I was trying to think of the right word to explain the overarching atmosphere in our house at the moment. ‘Anticipation’ does not quite cut it, and neither does ‘excitement’ really; although that is getting closer to the fact. Is it ‘hysteria’? Maybe on occasion, but I would be going for some dramatic licence to say that was the case. In the end I would use a word that I used in yesterday’s blog: ‘suspense’.

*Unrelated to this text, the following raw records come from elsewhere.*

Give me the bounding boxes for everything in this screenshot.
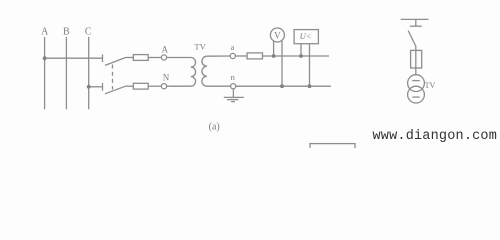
voltage relay U< box: [294, 30, 318, 44]
wire terminal a to secondary fuse: [235, 55, 247, 57]
right figure: wire blade to fuse: [415, 46, 417, 75]
fuse FU secondary: [247, 53, 262, 59]
svg-text:www.diangon.com: www.diangon.com: [373, 129, 498, 144]
svg-text:U<: U<: [300, 31, 312, 41]
ground lead below terminal n: [232, 89, 234, 98]
TV primary winding: [191, 58, 196, 87]
busbar A: [44, 37, 46, 109]
TV secondary winding: [202, 56, 207, 86]
svg-text:(a): (a): [209, 121, 220, 132]
disconnector upper blade: [105, 58, 126, 66]
busbar B: [65, 37, 67, 109]
ground bar 2: [227, 99, 238, 101]
voltmeter right lead: [281, 41, 283, 87]
svg-text:TV: TV: [425, 81, 436, 90]
figure (b) cut-off rectangle at bottom: [310, 144, 355, 154]
right figure: TV transformer secondary circle: [408, 86, 425, 103]
wire upper tap from busbar A: [45, 57, 103, 59]
voltmeter left lead: [273, 41, 275, 56]
svg-text:C: C: [85, 26, 92, 37]
wire terminal A to TV primary: [167, 57, 191, 59]
right figure: bus stub: [415, 19, 417, 26]
svg-text:A: A: [41, 26, 49, 37]
node voltmeter on top rail: [272, 54, 276, 58]
disconnector linkage (dashed): [112, 65, 114, 90]
right figure: disconnector fixed bar: [410, 25, 422, 27]
relay right lead: [309, 44, 311, 86]
right figure: disconnector blade: [408, 31, 416, 46]
terminal n circle: [231, 84, 236, 89]
svg-text:A: A: [161, 45, 168, 55]
wire top secondary rail: [263, 55, 330, 57]
wire lower tap from busbar C: [89, 86, 103, 88]
svg-text:TV: TV: [194, 41, 206, 51]
busbar C: [88, 37, 90, 109]
fuse FU upper (phase): [133, 55, 148, 61]
right figure: busbar: [401, 18, 429, 20]
wire terminal N to TV primary bottom: [167, 85, 191, 87]
ground bar 3: [231, 101, 235, 103]
node junction on busbar C: [87, 85, 91, 89]
relay left lead: [300, 44, 302, 56]
wire upper fuse to terminal A: [148, 57, 161, 59]
wire lower fuse to terminal N: [148, 85, 161, 87]
node relay on top rail: [299, 54, 303, 58]
node voltmeter on bottom rail: [280, 84, 284, 88]
right figure: secondary winding dash: [412, 96, 419, 98]
node relay on bottom rail: [308, 84, 312, 88]
wire TV secondary bottom to terminal n: [207, 85, 231, 87]
svg-text:N: N: [163, 73, 170, 83]
right figure: fuse rect: [411, 50, 422, 68]
svg-text:V: V: [274, 30, 281, 40]
terminal N circle: [161, 84, 166, 89]
wire TV secondary top to terminal a: [207, 55, 230, 57]
wire blade to upper fuse: [126, 57, 134, 59]
node junction on busbar A: [43, 56, 47, 60]
fuse FU lower (neutral): [133, 83, 148, 89]
ground bar 1: [224, 96, 244, 98]
svg-text:n: n: [231, 72, 236, 82]
right figure: primary winding dash: [412, 80, 419, 82]
wire bottom secondary rail: [236, 85, 331, 87]
svg-text:a: a: [231, 42, 235, 52]
right figure: TV transformer primary circle: [408, 75, 425, 92]
terminal a circle: [230, 53, 235, 58]
voltmeter V circle: [270, 28, 284, 42]
disconnector upper fixed contact tick: [102, 54, 104, 62]
wire blade to lower fuse: [126, 85, 134, 87]
disconnector lower fixed contact tick: [102, 83, 104, 91]
disconnector lower blade: [105, 86, 126, 94]
svg-text:B: B: [63, 26, 70, 37]
terminal A circle: [161, 55, 166, 60]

I think that ‘suspense’ is right because it suggests that the boys are in many ways heading into the unknown. For Sam this is the first Christmas that he really has any inkling about what is going on so the daily opening of the Advent calendars and lighting of the candles is a sign for him that something different is going on. For Jake, too, there is something new about this Christmas, new beyond our being in a different house and him being at school. He sort of remembers previous Christmases, the tree, Father Christmas, the presents and so on; but I think essentially it is a new experience for him. He sort of knows what to expect, but only because that is what he had taken in in the build up to this Christmas.

So the boys and, to a certain extent, Karen and me are waiting with varying degrees of patience for Christmas to arrive. What will it bring? How will it be? Will it really live up to expectations? What are those expectations? Only time will tell.

It is getting close now, there is a feeling of suspense in the air. Soon all will be revealed.